Understanding Lgt2 function can significantly contribute to improved heterologous protein expression in Streptomyces coelicolor, particularly for membrane-associated and secreted proteins. By characterizing the substrate specificity of Lgt2, researchers could engineer optimal signal peptides for efficient lipidation of recombinant proteins intended for membrane anchoring or secretion. Since approximately 20% of lipoprotein precursors in S. coelicolor are exported via the Tat pathway , which is known to export folded proteins, manipulation of the lipoprotein biogenesis pathway could enhance the secretion of correctly folded heterologous proteins with complex structures. Controlled expression of lgt2 could potentially modulate the cell envelope properties, creating more favorable conditions for heterologous protein production or secretion. For industrial enzyme production, fusion of lipoprotein signal sequences recognized by Lgt2 to target proteins could facilitate their membrane anchoring, creating whole-cell biocatalysts with improved stability and reusability. Additionally, since lsp mutants overproduce actinorhodin , targeted manipulation of the lipoprotein processing pathway might enhance the yields of heterologously expressed secondary metabolites. Researchers should develop expression vectors with optimized lipoprotein signal peptides, create host strains with engineered lipoprotein processing capabilities, and explore the effects of different membrane compositions on heterologous protein production efficiency and quality.

What novel approaches could reveal the broader role of lipoproteins in Streptomyces development and secondary metabolism?

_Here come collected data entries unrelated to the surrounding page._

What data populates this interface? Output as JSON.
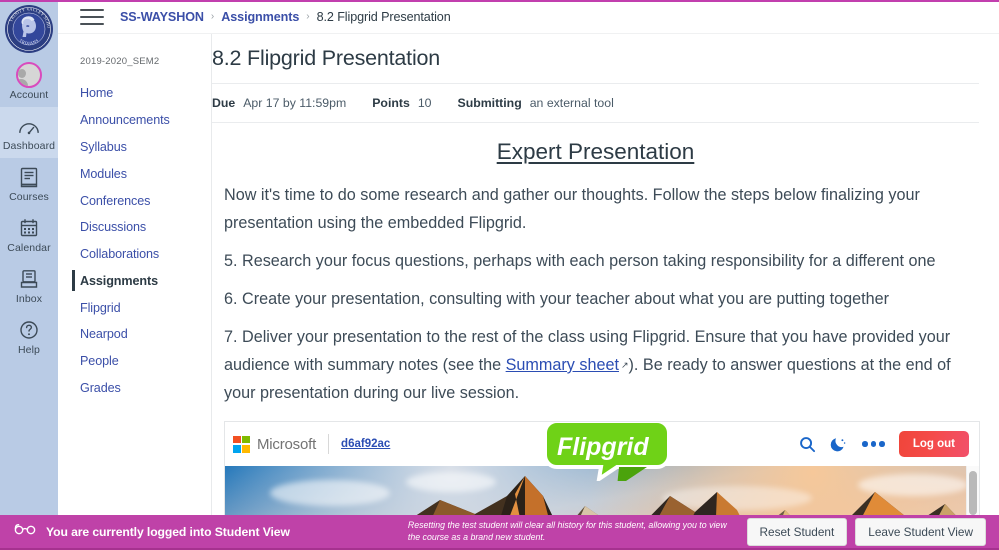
{
  "global_nav": {
    "logo": {
      "name": "trinity-valley-school-seal",
      "outer_text_top": "TRINITY VALLEY SCHOOL",
      "outer_text_bottom": "TROJANS"
    },
    "items": [
      {
        "label": "Account",
        "icon": "avatar-icon",
        "active": false
      },
      {
        "label": "Dashboard",
        "icon": "speedometer-icon",
        "active": true
      },
      {
        "label": "Courses",
        "icon": "book-icon",
        "active": false
      },
      {
        "label": "Calendar",
        "icon": "calendar-icon",
        "active": false
      },
      {
        "label": "Inbox",
        "icon": "inbox-icon",
        "active": false
      },
      {
        "label": "Help",
        "icon": "question-circle-icon",
        "active": false
      }
    ]
  },
  "topbar": {
    "menu_icon": "hamburger-icon",
    "breadcrumbs": [
      {
        "label": "SS-WAYSHON",
        "current": false
      },
      {
        "label": "Assignments",
        "current": false
      },
      {
        "label": "8.2 Flipgrid Presentation",
        "current": true
      }
    ],
    "separator": "›"
  },
  "course_nav": {
    "course_code": "2019-2020_SEM2",
    "items": [
      {
        "label": "Home",
        "active": false
      },
      {
        "label": "Announcements",
        "active": false
      },
      {
        "label": "Syllabus",
        "active": false
      },
      {
        "label": "Modules",
        "active": false
      },
      {
        "label": "Conferences",
        "active": false
      },
      {
        "label": "Discussions",
        "active": false
      },
      {
        "label": "Collaborations",
        "active": false
      },
      {
        "label": "Assignments",
        "active": true
      },
      {
        "label": "Flipgrid",
        "active": false
      },
      {
        "label": "Nearpod",
        "active": false
      },
      {
        "label": "People",
        "active": false
      },
      {
        "label": "Grades",
        "active": false
      }
    ]
  },
  "assignment": {
    "title": "8.2 Flipgrid Presentation",
    "meta": {
      "due_label": "Due",
      "due_value": "Apr 17 by 11:59pm",
      "points_label": "Points",
      "points_value": "10",
      "submitting_label": "Submitting",
      "submitting_value": "an external tool"
    },
    "body": {
      "heading": "Expert Presentation",
      "paragraphs": [
        "Now it's time to do some research and gather our thoughts.  Follow the steps below finalizing your presentation using the embedded Flipgrid.",
        "5. Research your focus questions, perhaps with each person taking responsibility for a different one",
        "6. Create your presentation, consulting with your teacher about what you are putting together"
      ],
      "final_paragraph": {
        "before_link": "7. Deliver your presentation to the rest of the class using Flipgrid. Ensure that you have provided your audience with summary notes (see the ",
        "link_text": "Summary sheet",
        "link_icon": "external-link-icon",
        "after_link": "). Be ready to answer questions at the end of your presentation during our live session."
      }
    }
  },
  "flipgrid_embed": {
    "microsoft_label": "Microsoft",
    "grid_code": "d6af92ac",
    "brand_label": "Flipgrid",
    "brand_color": "#6fd217",
    "toolbar_icons": [
      {
        "name": "search-icon",
        "glyph": "search"
      },
      {
        "name": "moon-icon",
        "glyph": "moon"
      },
      {
        "name": "more-options-icon",
        "glyph": "ellipsis"
      }
    ],
    "logout_label": "Log out",
    "logout_color": "#f2503f",
    "hero_alt": "mountain-range-at-sunset-banner",
    "scrollbar": "vertical-scrollbar"
  },
  "student_view_bar": {
    "icon": "eyeglasses-icon",
    "message": "You are currently logged into Student View",
    "note": "Resetting the test student will clear all history for this student, allowing you to view the course as a brand new student.",
    "buttons": [
      {
        "label": "Reset Student"
      },
      {
        "label": "Leave Student View"
      }
    ],
    "background_color": "#bf42a8"
  }
}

Novel approaches to reveal the broader role of lipoproteins in Streptomyces development and secondary metabolism should combine cutting-edge techniques from various fields. Proximity-dependent biotin identification (BioID) or APEX2 labeling coupled with mass spectrometry could identify interaction partners of specific lipoproteins, revealing their functional networks. CRISPR interference (CRISPRi) libraries targeting all predicted lipoproteins would allow high-throughput screening for developmental and metabolic phenotypes. Single-cell tracking using microfluidics combined with fluorescent reporters for developmental markers and metabolite biosynthesis genes could reveal how lipoprotein function correlates with cellular differentiation and metabolite production at the single-cell level. Cryo-electron tomography of cell envelope structures in wild-type and lipoprotein mutants could visualize how lipoproteins contribute to membrane organization during development. Lipidomics analysis of membrane composition changes during development and in response to lipoprotein gene manipulation would connect lipoprotein function to membrane properties. Integration of transcriptomics, proteomics, and metabolomics data from developmental time courses of wild-type and lipoprotein pathway mutants using systems biology approaches could identify key regulatory networks. The investigation of small RNAs like scr6809, which when disrupted led to developmental phenotypes in S. coelicolor , could reveal post-transcriptional regulation of lipoprotein expression. Finally, comparative genomics across Streptomyces species with different developmental patterns and secondary metabolite profiles could identify conserved and divergent lipoprotein functions across the genus.